In opening remarks at the 2017 SEC/NASAA Annual Section 19(d) Conference on May 9, 2017 (the Conference), SEC Commissioner Michael Piwowar stated that he directed the SEC staff to begin working on amendments to the socalled “Loan Provision” in order to “address unnecessary compliance issues and instead focus attention on lending relationships that actually threaten auditor independence.”  Commissioner Piwowar added that “this rulemaking is consistent with my view that the Commission evaluate whether the rules and policies the agency implements are indeed achieving their intended objectives.”

Background

As a reminder, Rule 2-01(c) under Regulation S-X sets forth a non-exclusive list of circumstances that are considered inconsistent with the “independence” of a registered public accounting firm (an Audit Firm), including the Loan Provision.   The Loan Provision provides that an Audit Firm is not independent when the Audit Firm has a loan from “record or beneficial owners of more than ten percent of the audit client’s equity securities.”  An “audit client,” in turn, is defined to include any affiliate of the audit client and, when the audit client is an entity within an “investment company complex” (as defined by Regulation S-X), it also includes every entity within the investment company complex, regardless of whether the Audit Firm actually provides audit services to those other entities.

Loan Provision Compliance Challenges

In his remarks at the Conference, Commissioner Piwowar noted that the Loan Provision “is triggered even in situations where a lender may not be able to assert any influence over the entity whose shares it owns, including certain instances in which the lender holds the securities as a custodian or an omnibus account holder for its customers without beneficial ownership.”  He added that “these situations may not have any effect on an auditor’s objectivity and impartiality, because the lender does not have significant influence over the audit client.  Yet these compliance challenges threaten to disrupt the operation of the asset management industry, which is relied upon to manage and invest trillions of dollars of investors’ retirement savings.”
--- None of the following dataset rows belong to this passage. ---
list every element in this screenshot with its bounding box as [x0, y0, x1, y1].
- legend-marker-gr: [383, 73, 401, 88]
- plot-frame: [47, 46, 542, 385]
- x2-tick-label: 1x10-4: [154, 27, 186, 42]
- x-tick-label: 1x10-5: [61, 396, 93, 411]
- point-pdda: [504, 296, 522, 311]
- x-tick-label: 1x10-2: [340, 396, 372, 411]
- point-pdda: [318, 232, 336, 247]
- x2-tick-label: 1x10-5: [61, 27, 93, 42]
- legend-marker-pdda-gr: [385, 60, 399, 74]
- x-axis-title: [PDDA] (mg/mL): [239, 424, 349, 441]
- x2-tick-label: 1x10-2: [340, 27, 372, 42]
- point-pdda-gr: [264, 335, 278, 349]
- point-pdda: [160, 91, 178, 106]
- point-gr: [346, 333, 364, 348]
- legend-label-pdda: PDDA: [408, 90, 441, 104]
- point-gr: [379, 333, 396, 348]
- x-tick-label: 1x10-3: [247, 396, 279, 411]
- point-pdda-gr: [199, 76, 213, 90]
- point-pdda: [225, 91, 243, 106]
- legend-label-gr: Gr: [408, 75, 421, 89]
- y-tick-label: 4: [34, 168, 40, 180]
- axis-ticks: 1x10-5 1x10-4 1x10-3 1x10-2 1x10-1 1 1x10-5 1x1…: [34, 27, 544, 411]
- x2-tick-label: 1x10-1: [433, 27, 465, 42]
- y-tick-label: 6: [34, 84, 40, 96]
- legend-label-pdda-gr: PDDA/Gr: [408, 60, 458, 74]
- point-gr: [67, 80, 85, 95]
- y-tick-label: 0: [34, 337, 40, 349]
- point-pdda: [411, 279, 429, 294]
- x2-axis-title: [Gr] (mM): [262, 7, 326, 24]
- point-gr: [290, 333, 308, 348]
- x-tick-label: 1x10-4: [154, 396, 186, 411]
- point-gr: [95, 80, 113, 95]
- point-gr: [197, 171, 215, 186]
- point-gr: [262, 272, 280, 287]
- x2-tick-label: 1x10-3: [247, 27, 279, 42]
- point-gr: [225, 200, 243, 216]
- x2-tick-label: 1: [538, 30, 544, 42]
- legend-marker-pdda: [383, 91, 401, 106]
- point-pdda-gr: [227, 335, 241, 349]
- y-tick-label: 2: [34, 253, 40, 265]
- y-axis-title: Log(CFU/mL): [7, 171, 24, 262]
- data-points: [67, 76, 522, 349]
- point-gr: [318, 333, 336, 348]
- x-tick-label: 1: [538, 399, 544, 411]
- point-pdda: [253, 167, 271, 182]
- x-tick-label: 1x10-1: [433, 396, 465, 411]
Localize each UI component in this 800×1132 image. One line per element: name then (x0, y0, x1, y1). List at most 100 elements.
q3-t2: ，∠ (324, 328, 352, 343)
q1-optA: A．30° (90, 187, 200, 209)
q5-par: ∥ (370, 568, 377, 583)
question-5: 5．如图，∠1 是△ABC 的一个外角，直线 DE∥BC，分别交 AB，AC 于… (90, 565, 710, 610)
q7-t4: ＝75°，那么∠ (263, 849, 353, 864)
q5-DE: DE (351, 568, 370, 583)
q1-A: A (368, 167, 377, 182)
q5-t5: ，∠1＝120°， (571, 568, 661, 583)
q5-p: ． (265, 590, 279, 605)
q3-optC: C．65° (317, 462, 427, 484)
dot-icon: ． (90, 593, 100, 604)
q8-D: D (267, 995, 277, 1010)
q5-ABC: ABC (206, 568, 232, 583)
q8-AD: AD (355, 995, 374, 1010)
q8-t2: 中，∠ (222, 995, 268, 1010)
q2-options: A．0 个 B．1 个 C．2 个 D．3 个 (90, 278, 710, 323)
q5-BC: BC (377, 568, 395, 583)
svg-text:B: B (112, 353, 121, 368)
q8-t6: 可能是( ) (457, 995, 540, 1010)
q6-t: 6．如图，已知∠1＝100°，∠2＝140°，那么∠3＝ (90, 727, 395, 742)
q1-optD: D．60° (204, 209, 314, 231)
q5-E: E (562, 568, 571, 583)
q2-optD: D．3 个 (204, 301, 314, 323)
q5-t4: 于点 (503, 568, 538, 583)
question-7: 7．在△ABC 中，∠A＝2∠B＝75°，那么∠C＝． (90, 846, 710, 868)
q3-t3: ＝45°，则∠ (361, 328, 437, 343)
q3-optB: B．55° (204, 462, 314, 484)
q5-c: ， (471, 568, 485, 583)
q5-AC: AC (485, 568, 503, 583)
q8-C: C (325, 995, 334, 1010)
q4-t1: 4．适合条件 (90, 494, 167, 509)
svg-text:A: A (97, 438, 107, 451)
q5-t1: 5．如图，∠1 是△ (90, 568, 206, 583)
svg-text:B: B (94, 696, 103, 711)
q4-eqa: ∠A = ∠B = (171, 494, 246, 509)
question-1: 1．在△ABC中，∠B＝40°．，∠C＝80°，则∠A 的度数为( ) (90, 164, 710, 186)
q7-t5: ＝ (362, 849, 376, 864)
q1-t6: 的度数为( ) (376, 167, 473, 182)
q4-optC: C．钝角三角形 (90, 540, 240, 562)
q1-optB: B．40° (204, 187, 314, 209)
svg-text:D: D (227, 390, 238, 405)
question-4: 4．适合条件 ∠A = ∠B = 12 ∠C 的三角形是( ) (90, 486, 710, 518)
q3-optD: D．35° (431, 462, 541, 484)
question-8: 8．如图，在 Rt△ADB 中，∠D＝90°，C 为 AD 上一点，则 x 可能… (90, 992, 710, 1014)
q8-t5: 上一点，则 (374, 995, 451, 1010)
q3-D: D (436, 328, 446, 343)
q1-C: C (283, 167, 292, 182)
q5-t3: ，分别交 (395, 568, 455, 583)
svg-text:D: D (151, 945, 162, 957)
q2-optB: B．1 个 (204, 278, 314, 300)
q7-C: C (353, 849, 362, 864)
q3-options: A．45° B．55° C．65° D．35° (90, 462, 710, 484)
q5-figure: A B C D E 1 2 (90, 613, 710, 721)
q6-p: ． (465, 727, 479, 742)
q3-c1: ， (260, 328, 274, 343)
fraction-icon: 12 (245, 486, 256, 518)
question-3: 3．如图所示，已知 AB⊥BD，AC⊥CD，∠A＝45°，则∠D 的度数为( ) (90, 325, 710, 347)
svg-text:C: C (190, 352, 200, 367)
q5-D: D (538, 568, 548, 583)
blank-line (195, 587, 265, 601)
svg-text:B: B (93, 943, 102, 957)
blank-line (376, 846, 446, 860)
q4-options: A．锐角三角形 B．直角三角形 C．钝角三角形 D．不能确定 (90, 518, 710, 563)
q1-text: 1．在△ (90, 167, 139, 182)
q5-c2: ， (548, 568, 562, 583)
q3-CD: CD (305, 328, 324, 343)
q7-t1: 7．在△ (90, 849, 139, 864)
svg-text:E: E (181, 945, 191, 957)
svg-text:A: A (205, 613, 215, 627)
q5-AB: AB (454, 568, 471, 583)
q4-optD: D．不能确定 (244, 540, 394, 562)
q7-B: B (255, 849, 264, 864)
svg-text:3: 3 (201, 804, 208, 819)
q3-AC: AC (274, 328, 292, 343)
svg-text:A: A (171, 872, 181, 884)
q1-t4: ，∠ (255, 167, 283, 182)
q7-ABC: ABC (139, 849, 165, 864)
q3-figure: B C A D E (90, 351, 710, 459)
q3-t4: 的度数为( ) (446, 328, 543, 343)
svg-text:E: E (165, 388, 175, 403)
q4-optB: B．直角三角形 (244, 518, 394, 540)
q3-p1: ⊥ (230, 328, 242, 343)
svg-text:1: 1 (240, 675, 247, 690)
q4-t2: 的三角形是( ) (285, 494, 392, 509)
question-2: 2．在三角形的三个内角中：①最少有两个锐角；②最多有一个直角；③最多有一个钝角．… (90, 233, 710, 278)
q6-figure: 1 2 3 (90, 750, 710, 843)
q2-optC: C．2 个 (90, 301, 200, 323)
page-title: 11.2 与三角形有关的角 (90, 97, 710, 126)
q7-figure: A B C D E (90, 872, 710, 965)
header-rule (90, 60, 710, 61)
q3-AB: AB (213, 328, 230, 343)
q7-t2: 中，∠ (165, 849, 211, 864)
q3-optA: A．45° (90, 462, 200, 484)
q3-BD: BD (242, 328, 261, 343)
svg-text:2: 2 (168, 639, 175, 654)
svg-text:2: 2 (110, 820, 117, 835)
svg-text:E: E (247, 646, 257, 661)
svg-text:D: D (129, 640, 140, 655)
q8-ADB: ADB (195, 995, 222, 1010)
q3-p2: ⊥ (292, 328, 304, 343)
Temporary No-Action Relief on Auditor Independence and the Loan Provision

On June 20, 2016, the staff of the SEC’s Division of Investment Management, in consultation with the Office of the Chief Accountant and the Division of Corporation Finance, issued a no-action letter to Fidelity Management & Research Company (FMR) assuring that, for at least 18 months from the issuance date, and subject to certain conditions set forth in the letter, the staff would not recommend enforcement action to the SEC if a registered fund or other entity in its investment company complex employs an Audit Firm that has relationships causing non-compliance as a result of the Loan Provision.  Thus, although the no-action letter issued to FMR helped alleviate some of the compliance challenges faced by mutual funds with respect to the Loan Provision, it did not provide a “permanent fix.”